The first films he cinematographed were in Bollywood, Karthik Calling Karthik among them. Kamal Haasan found him and took him to Tamil cinema when Viswaroopam was made. In his recent works in Malayalam is the cinematography for Mahesh Narayanan’s Take Off and the upcoming Malik.  He learnt a lot from all the individuals he worked with, more than the industries, he says. “Working with Kamal Haasan especially was like getting yourself a version update, much like the operating system on your phone!” Sanu says.

But Sanu gave the camera to his associate, G Sreenivas Reddy, since he had to put all his mind to direction when it came to Aarkariyam. “I know what a lot of work that is, and what a lot of work cinematography is. I can’t make a film two ways! But I missed being behind the camera sometimes and my eyes would stray off to where it stood. I make a difficult director that way for a cinematographer,” he says, amid one of his easy laughs.

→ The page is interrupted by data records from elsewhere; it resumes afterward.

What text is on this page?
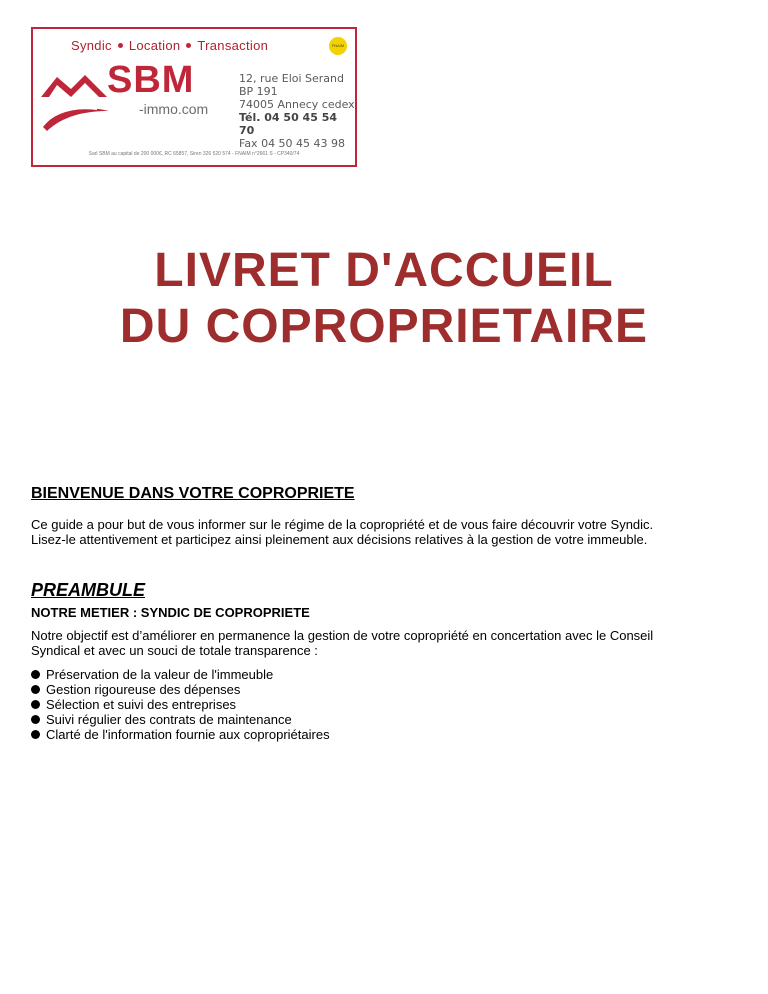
Syndic Location Transaction	FNAIM
SBM
-immo.com
12, rue Eloi Serand
BP 191
74005 Annecy cedex
Tél. 04 50 45 54 70
Fax 04 50 45 43 98
Sarl SBM au capital de 200 000€, RC 65857, Siren 326 520 574 - FNAIM n°2661 S - CP340/74
LIVRET D'ACCUEIL
DU COPROPRIETAIRE
BIENVENUE DANS VOTRE COPROPRIETE

Ce guide a pour but de vous informer sur le régime de la copropriété et de vous faire découvrir votre Syndic.
Lisez-le attentivement et participez ainsi pleinement aux décisions relatives à la gestion de votre immeuble.

PREAMBULE
NOTRE METIER : SYNDIC DE COPROPRIETE

Notre objectif est d’améliorer en permanence la gestion de votre copropriété en concertation avec le Conseil
Syndical et avec un souci de totale transparence :

Préservation de la valeur de l'immeuble
Gestion rigoureuse des dépenses
Sélection et suivi des entreprises
Suivi régulier des contrats de maintenance
Clarté de l'information fournie aux copropriétaires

Watch: Trailer of Aarkariyam

Nearly a week after the release of Aarkariyam (he attributes the title to the uncertainty times of COVID-19), Sanu has received a lot of unexpected compliments and some criticism. The criticism circled around the slow pace of the film. “But many viewers also said that if you watch the film carefully, it needs to move at this pace. Among the compliments, the best I heard is that I have brought back the beauty of silence of frames, left void by the passing of Bharathan and Padmarajan. Another compliment was that Aarkariyam brought memories of KG George films. These are filmmakers I loved and learnt from as a young person.”

Will he direct more then, I ask. But whenever you give him the word direction he gives you back ‘writing’. If he can write a good script, yes. Writing is where his heart is, and telling stories is what he likes to do, either through his camera or the pen.